Today eventhough Carol is improved she still wanted to relax at the 5th wheel and get a little more sleep. After sleeping on and off all day yesterday she had slept fitfully last night. So this morning she woke up still tired. She is still running a mild fever so sleep, water and rest is the best thing for her.
As usual we woke up around 6:00 a.m. and I went out to try and get some sunrise photos. No color because the sky is completly devoid of clouds. Even so, the deep blue color of the sky made for some sharp contrast in the photos. After having a little cereal for breakfast with Carol I packed up some water and a couple of snack bars and headed out for Dog Canyon here in Oliver Lee SP. The Canyon is the reason Oliver Lee started ranching here in 1893. It has a year 'round water source with sufficient volume so Lee built a cement aquaduct down to a reservoir he built about 1 1/2 south of the source.
Another settler, Francois Jean Rochas was already here since 1885. He had established an orchard and had singlehandedly built dry stacked stone walls blocking the mouth of the canyon to control his cattle.
Even earlier the Mescalero Apache used the canyon as a protected base of operations with their battles with the soldiers and citizens of the Tularosa Basin and surrounding countryside. They even had several remarkable encounters with the milatary, high up in the Canyon, along part of the current trail in an area known as the Eyebrow. This was an easily defended chokepoint where they could fire down on advancing soldiers from the cliffs some 2000 ft above the trail and sometimes even rolled large boulders down on to the troops.
Today however with the temperature around 57 degrees when I started out it was a different story. You gain access to the lower canyon trail just off the north side of the visitors center. This is a much easier trail than the 5.5 miles Dog Canyon National Trail which rises steeply from the visitors center and continues along a path that eventual leads to the Eyebrow mentioned above. It continues on higher with approx 3000' of elevation gain to a 4x4 road up in the Lincoln National Forest.
You will see in the pictures above that this trail is really quit easy, and simply follows the Dog Canyon Creek streambed.

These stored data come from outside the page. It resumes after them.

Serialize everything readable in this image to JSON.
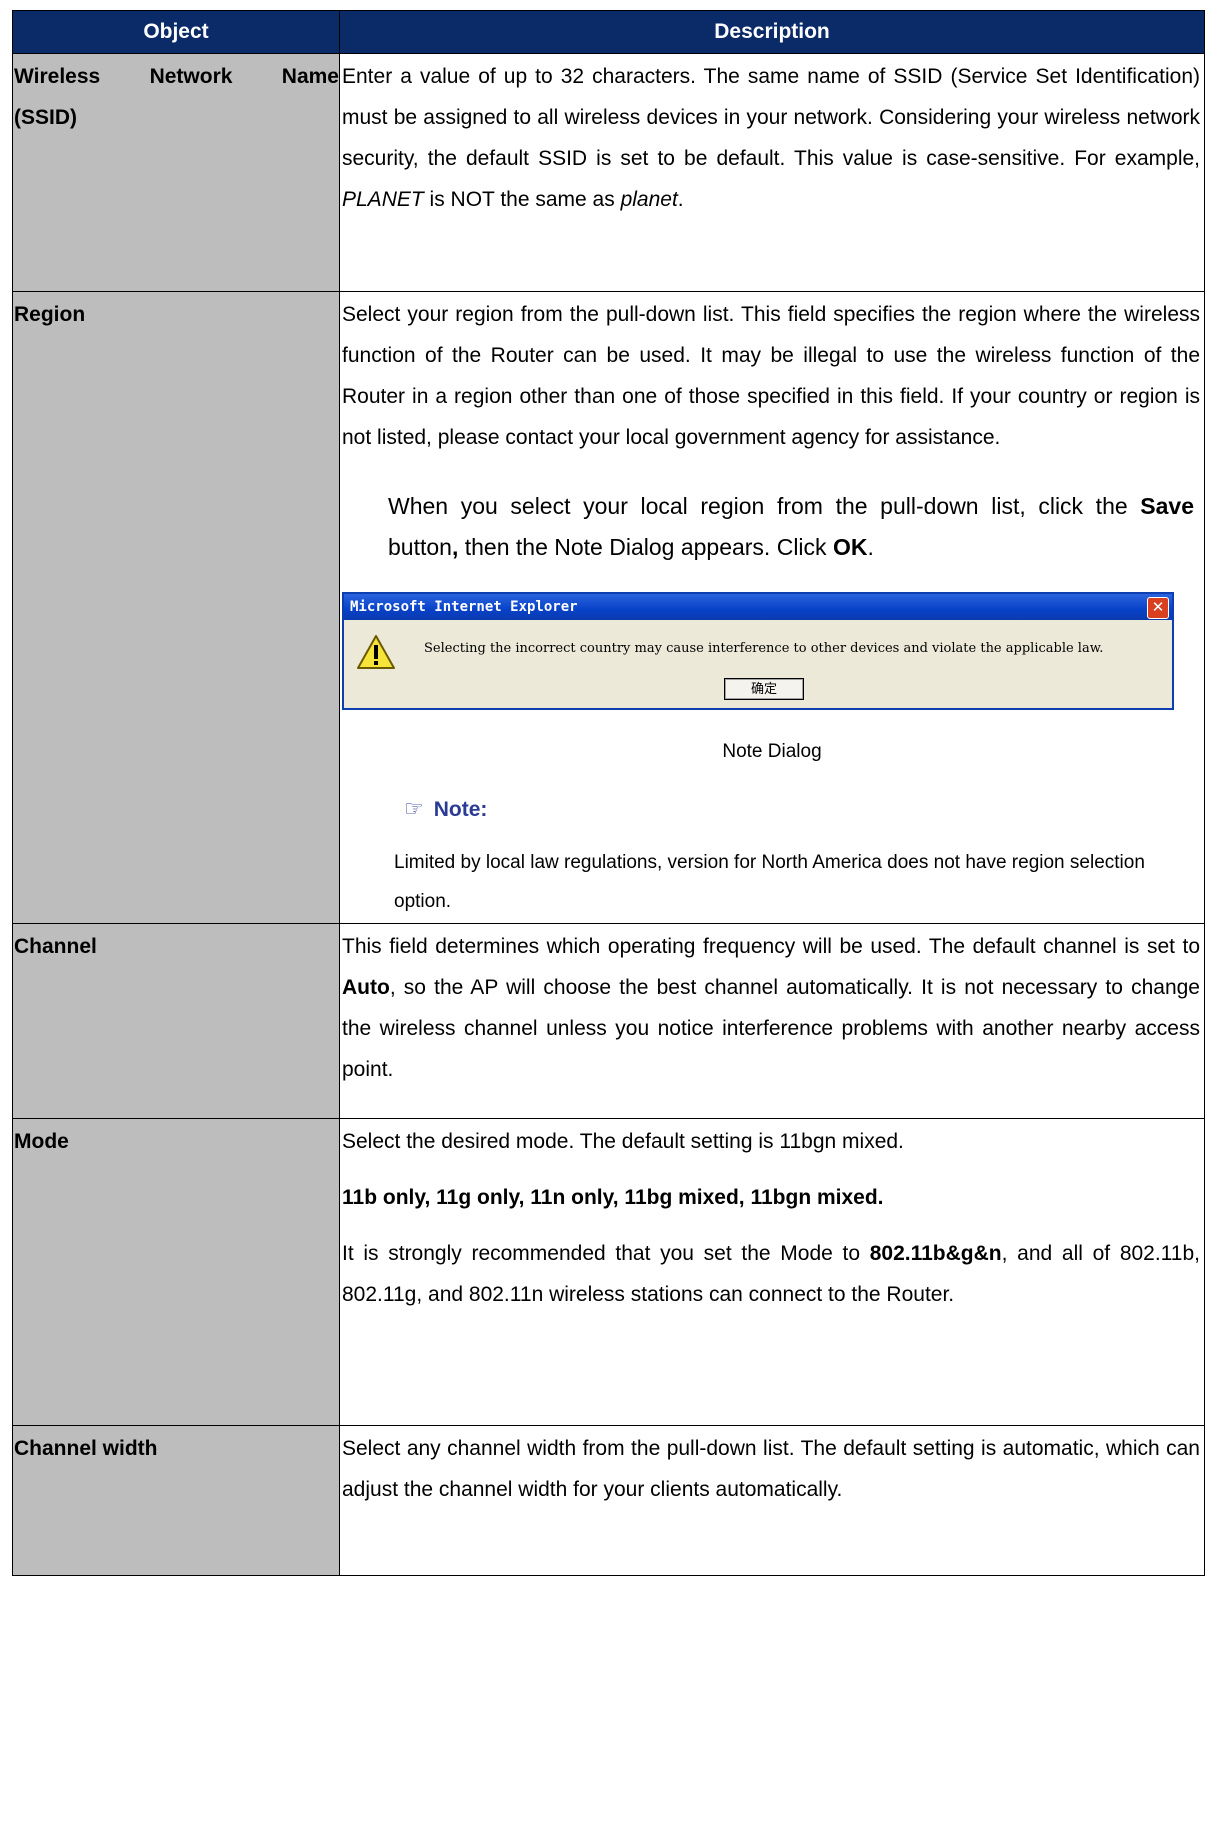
{
  "header": {
    "col1": "Object",
    "col2": "Description"
  },
  "rows": {
    "ssid": {
      "object_line1": "Wireless Network Name",
      "object_line2": "(SSID)",
      "desc_part1": "Enter a value of up to 32 characters. The same name of SSID (Service Set Identification) must be assigned to all wireless devices in your network. Considering your wireless network security, the default SSID is set to be default. This value is case-sensitive. For example, ",
      "desc_italic1": "PLANET",
      "desc_part2": " is NOT the same as ",
      "desc_italic2": "planet",
      "desc_part3": "."
    },
    "region": {
      "object": "Region",
      "desc": "Select your region from the pull-down list. This field specifies the region where the wireless function of the Router can be used. It may be illegal to use the wireless function of the Router in a region other than one of those specified in this field. If your country or region is not listed, please contact your local government agency for assistance.",
      "indent_part1": "When you select your local region from the pull-down list, click the ",
      "indent_bold1": "Save",
      "indent_part2": " button",
      "indent_bold2": ",",
      "indent_part3": " then the Note Dialog appears. Click ",
      "indent_bold3": "OK",
      "indent_part4": ".",
      "dialog": {
        "title": "Microsoft Internet Explorer",
        "close_glyph": "✕",
        "message": "Selecting the incorrect country may cause interference to other devices and violate the applicable law.",
        "ok_label": "确定"
      },
      "caption": "Note Dialog",
      "note_glyph": "☞",
      "note_label": "Note:",
      "note_text": "Limited by local law regulations, version for North America does not have region selection option."
    },
    "channel": {
      "object": "Channel",
      "desc_part1": "This field determines which operating frequency will be used. The default channel is set to ",
      "desc_bold": "Auto",
      "desc_part2": ", so the AP will choose the best channel automatically. It is not necessary to change the wireless channel unless you notice interference problems with another nearby access point."
    },
    "mode": {
      "object": "Mode",
      "desc1": "Select the desired mode. The default setting is 11bgn mixed.",
      "desc2_bold": "11b only, 11g only, 11n only, 11bg mixed, 11bgn mixed.",
      "desc3_part1": "It is strongly recommended that you set the Mode to ",
      "desc3_bold": "802.11b&g&n",
      "desc3_part2": ", and all of 802.11b, 802.11g, and 802.11n wireless stations can connect to the Router."
    },
    "channel_width": {
      "object": "Channel width",
      "desc": "Select any channel width from the pull-down list. The default setting is automatic, which can adjust the channel width for your clients automatically."
    }
  },
  "colors": {
    "header_bg": "#0a2a68",
    "object_bg": "#bdbdbd",
    "note_color": "#2b3a93"
  }
}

Along the way I passed several spots where maidenhair ferns were growing. There were still some stubborn flowering plants holding out before early frost knocks them down for the winter.

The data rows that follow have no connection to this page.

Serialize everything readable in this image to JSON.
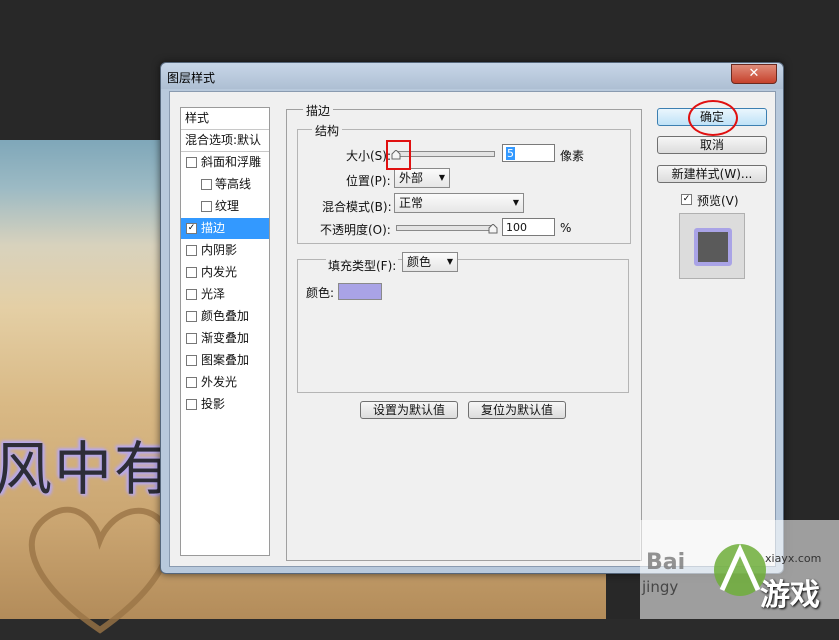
{
  "canvas": {
    "text": "风中有"
  },
  "dialog": {
    "title": "图层样式",
    "close_symbol": "✕",
    "styles_header": "样式",
    "blend_options": "混合选项:默认",
    "styles": [
      {
        "label": "斜面和浮雕",
        "checked": false,
        "indent": false
      },
      {
        "label": "等高线",
        "checked": false,
        "indent": true
      },
      {
        "label": "纹理",
        "checked": false,
        "indent": true
      },
      {
        "label": "描边",
        "checked": true,
        "indent": false,
        "selected": true
      },
      {
        "label": "内阴影",
        "checked": false,
        "indent": false
      },
      {
        "label": "内发光",
        "checked": false,
        "indent": false
      },
      {
        "label": "光泽",
        "checked": false,
        "indent": false
      },
      {
        "label": "颜色叠加",
        "checked": false,
        "indent": false
      },
      {
        "label": "渐变叠加",
        "checked": false,
        "indent": false
      },
      {
        "label": "图案叠加",
        "checked": false,
        "indent": false
      },
      {
        "label": "外发光",
        "checked": false,
        "indent": false
      },
      {
        "label": "投影",
        "checked": false,
        "indent": false
      }
    ],
    "stroke_title": "描边",
    "structure_title": "结构",
    "size_label": "大小(S):",
    "size_value": "5",
    "size_unit": "像素",
    "position_label": "位置(P):",
    "position_value": "外部",
    "blend_mode_label": "混合模式(B):",
    "blend_mode_value": "正常",
    "opacity_label": "不透明度(O):",
    "opacity_value": "100",
    "opacity_unit": "%",
    "fill_type_label": "填充类型(F):",
    "fill_type_value": "颜色",
    "color_label": "颜色:",
    "stroke_color": "#a9a3e6",
    "make_default": "设置为默认值",
    "reset_default": "复位为默认值",
    "ok": "确定",
    "cancel": "取消",
    "new_style": "新建样式(W)...",
    "preview_label": "预览(V)",
    "preview_checked": true,
    "checkmark": "✓",
    "size_slider_fraction": 0.0,
    "opacity_slider_fraction": 1.0
  },
  "watermark": {
    "line1": "Bai",
    "line2": "jingy",
    "brand": "游戏",
    "site": "xiayx.com"
  }
}
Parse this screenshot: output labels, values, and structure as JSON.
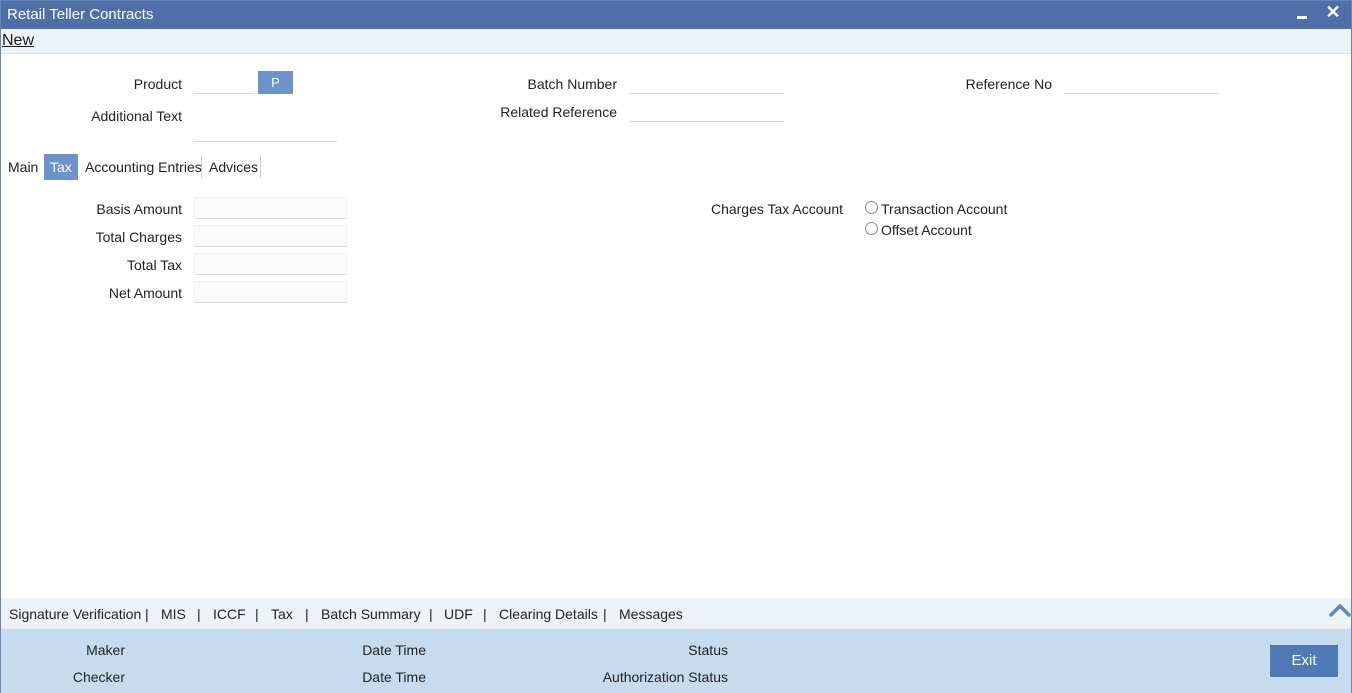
{
  "window": {
    "title": "Retail Teller Contracts"
  },
  "toolbar": {
    "new_label": "New"
  },
  "header": {
    "product_label": "Product",
    "product_value": "",
    "product_button": "P",
    "additional_text_label": "Additional Text",
    "additional_text_value": "",
    "batch_number_label": "Batch Number",
    "batch_number_value": "",
    "related_reference_label": "Related Reference",
    "related_reference_value": "",
    "reference_no_label": "Reference No",
    "reference_no_value": ""
  },
  "tabs": [
    {
      "label": "Main",
      "active": false
    },
    {
      "label": "Tax",
      "active": true
    },
    {
      "label": "Accounting Entries",
      "active": false
    },
    {
      "label": "Advices",
      "active": false
    }
  ],
  "tax": {
    "basis_amount_label": "Basis Amount",
    "basis_amount_value": "",
    "total_charges_label": "Total Charges",
    "total_charges_value": "",
    "total_tax_label": "Total Tax",
    "total_tax_value": "",
    "net_amount_label": "Net Amount",
    "net_amount_value": "",
    "charges_tax_account_label": "Charges Tax Account",
    "options": [
      "Transaction Account",
      "Offset Account"
    ]
  },
  "links": [
    "Signature Verification",
    "MIS",
    "ICCF",
    "Tax",
    "Batch Summary",
    "UDF",
    "Clearing Details",
    "Messages"
  ],
  "footer": {
    "maker_label": "Maker",
    "checker_label": "Checker",
    "date_time_label": "Date Time",
    "status_label": "Status",
    "authorization_status_label": "Authorization Status",
    "exit_label": "Exit"
  },
  "colors": {
    "titlebar": "#4e6fa8",
    "accent": "#6d93cc",
    "footer": "#c7dbef",
    "exit_button": "#4e7bb6"
  },
  "icons": {
    "minimize": "minimize-icon",
    "close": "close-icon",
    "scroll_up": "chevron-up-icon"
  }
}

Small Cottonwood trees along with Velvet Ash and Locust are found along the lower reaches of the Canyon. I saw Cholla, Strawberry Hedgehog (a kind of cacti) and Prickly Pear cactus. Numerous Cattails and reeds along with Maidenhair Fern are found also.
Although I only saw a few birds, none of which I can identify today, there are cougar and black bear known to be here. Porcupines, white nosed coati, badgers and raccoons among others also frequent the Canyon.
I never did run across any other hikers today so I felt like it could have been the 1800's, the time of Rochas and Oliver Lee.
I'm not sure how far up the canyon I hiked but I did get above the springs where they feed into the aquaduct built by Lee and Rochas. I continued on for another mile or so until the canyon widened out and the character changed to mostly sloping canyon walls and small boulders. This is where I decided to turn back. By this time it was just going on 10:00 a.m. and it took about another hour and a half to get back down.
The great thing about this hike, amongst many, is the high canyon walls hold in the coolness of the water and is almost entirely shaded at this early time of day. We are planning a return here in a week or so after meeting Geri and John Douglas at Leasburg Dam State Park about 90 miles NW of here above Las Cruces, NM. I'll let you know what we find over there.